The four major NGS platforms, Roche GS 454 FLX, Illumina MiSeq/HiSeq, PGM Ion Torrent and Pacific Biosciences, were all represented at the workshop, and all were shown to produce sequence data suitable for the resolution of HLA genotyping ambiguity. This is an intriguing result as it suggests that in the long term, the differences between specific sequencers used will be less important. It will allow individual laboratories to choose and implement laboratory protocols and hardware that suit their specific needs in terms of sample throughput and workflow, with the knowledge that reliable, robust genotyping at a sufficient quality can be achieved. There has been debate over the merits of short and long read sequencing, and a specific difference between the platforms is read length. However, the data shown at the workshop suggest that these differences were not critical in the accurate identification of alleles. It is generally agreed that longer reads are desirable, as they will allow for the resolution of ambiguous loci spaced widely across a particular gene. The challenge for the future remains in the data analysis process and how best to utilize the data generated. It remains to be seen how mapping algorithms handle the shorter sequence read lengths obtained with the newer benchtop sequencers.

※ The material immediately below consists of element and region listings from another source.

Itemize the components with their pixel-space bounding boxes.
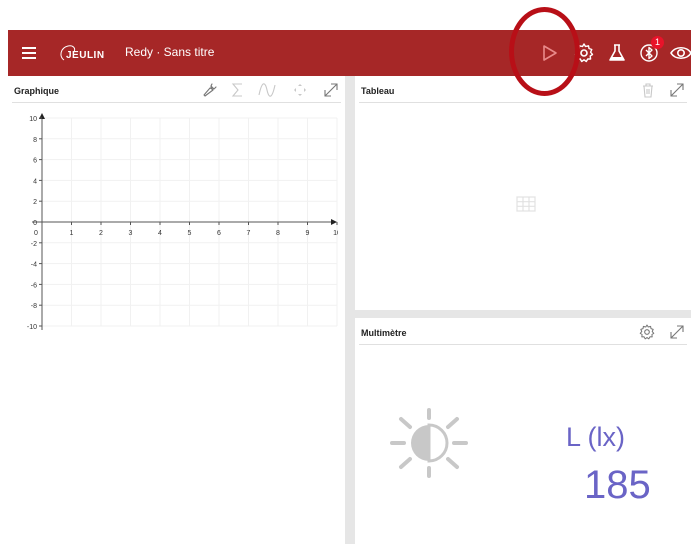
y-tick-label: -8 (31, 303, 37, 310)
graph-panel-divider (12, 102, 341, 103)
x-tick-label: 7 (247, 230, 251, 237)
table-panel-title: Tableau (361, 86, 395, 96)
app-window: JEULIN Redy · Sans titre 1 Graphique 10 … (0, 0, 691, 544)
y-tick-label: 6 (33, 158, 37, 165)
y-tick-label: 0 (33, 220, 37, 227)
table-panel: Tableau (355, 76, 691, 310)
gear-icon[interactable] (638, 323, 656, 341)
trash-icon[interactable] (639, 81, 657, 99)
expand-icon[interactable] (668, 81, 686, 99)
flask-icon[interactable] (605, 41, 629, 65)
top-bar: JEULIN Redy · Sans titre 1 (8, 30, 691, 76)
multimeter-panel-divider (359, 344, 687, 345)
brightness-icon (390, 408, 468, 478)
x-tick-label: 4 (158, 230, 162, 237)
menu-icon[interactable] (20, 43, 40, 63)
brand-text: JEULIN (66, 50, 105, 61)
x-tick-label: 6 (217, 230, 221, 237)
document-title: Redy · Sans titre (125, 45, 215, 59)
x-tick-label: 3 (129, 230, 133, 237)
gear-icon[interactable] (572, 41, 596, 65)
y-tick-label: -10 (27, 324, 37, 331)
x-axis-arrow (331, 219, 337, 225)
x-tick-label: 5 (188, 230, 192, 237)
graph-panel-title: Graphique (14, 86, 60, 96)
quantity-label: L (lx) (566, 422, 625, 452)
x-tick-label: 0 (34, 230, 38, 237)
multimeter-panel-title: Multimètre (361, 328, 407, 338)
graph-plot[interactable]: 10 8 6 4 2 0 -2 -4 -6 -8 -10 0 1 2 3 4 5 6 7 8 9 10 (8, 106, 338, 544)
x-tick-label: 9 (306, 230, 310, 237)
y-tick-label: -4 (31, 262, 37, 269)
table-icon (516, 196, 536, 212)
expand-icon[interactable] (322, 81, 340, 99)
y-tick-label: -6 (31, 282, 37, 289)
x-tick-label: 2 (99, 230, 103, 237)
curve-fit-icon[interactable] (258, 81, 276, 99)
x-tick-label: 1 (70, 230, 74, 237)
y-tick-label: 4 (33, 178, 37, 185)
vertical-splitter[interactable] (345, 76, 355, 544)
expand-icon[interactable] (668, 323, 686, 341)
wrench-icon[interactable] (201, 81, 219, 99)
horizontal-splitter[interactable] (355, 310, 691, 318)
measurement-value: 185 (584, 463, 651, 507)
x-tick-label: 10 (333, 230, 338, 237)
notification-badge: 1 (651, 36, 664, 49)
sum-icon[interactable] (229, 81, 247, 99)
eye-icon[interactable] (669, 41, 691, 65)
play-icon[interactable] (537, 41, 561, 65)
y-tick-label: 2 (33, 199, 37, 206)
x-tick-label: 8 (276, 230, 280, 237)
y-tick-label: -2 (31, 241, 37, 248)
jeulin-logo: JEULIN (60, 45, 105, 61)
y-tick-label: 8 (33, 137, 37, 144)
y-tick-label: 10 (29, 116, 37, 123)
table-panel-divider (359, 102, 687, 103)
move-icon[interactable] (291, 81, 309, 99)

The ability to sequence full genes at a comparable or lower cost than Sanger SBT will allow complete HLA gene sequences to be determined, and potentially the identification of many novel alleles. In a concerted effort, the aim of the NGS HLA Working Group is to work towards filling in the gaps left by the Sanger SBT of HLA alleles. The additional information generated will expand the current knowledge of sequence variation in the HLA system and is of use in the clinical laboratory in the development of new assays, in population genetics, in disease association studies and in clinical transplant studies. However, the ability to generate these new data raises potential problems with the naming of newly identified alleles. A number of questions remain, such as whether novel alleles will be accepted if they cannot be completely phased? Will already named alleles need to be renamed due to new polymorphisms in currently un-sequenced exons/introns? Will novel alleles need to be confirmed using Sanger SBT before being accepted by the nomenclature committee? These questions will be answered in subsequent workshops and most importantly in collaboration with the HLA nomenclature committee.
The newly developed high-throughput sequencing systems provide a very exciting development for HLA genotyping. Although there is still much work to be carried out for implementation of these technologies into an accredited HLA laboratory, it is clear that the use of these technologies for HLA genotyping is fast approaching.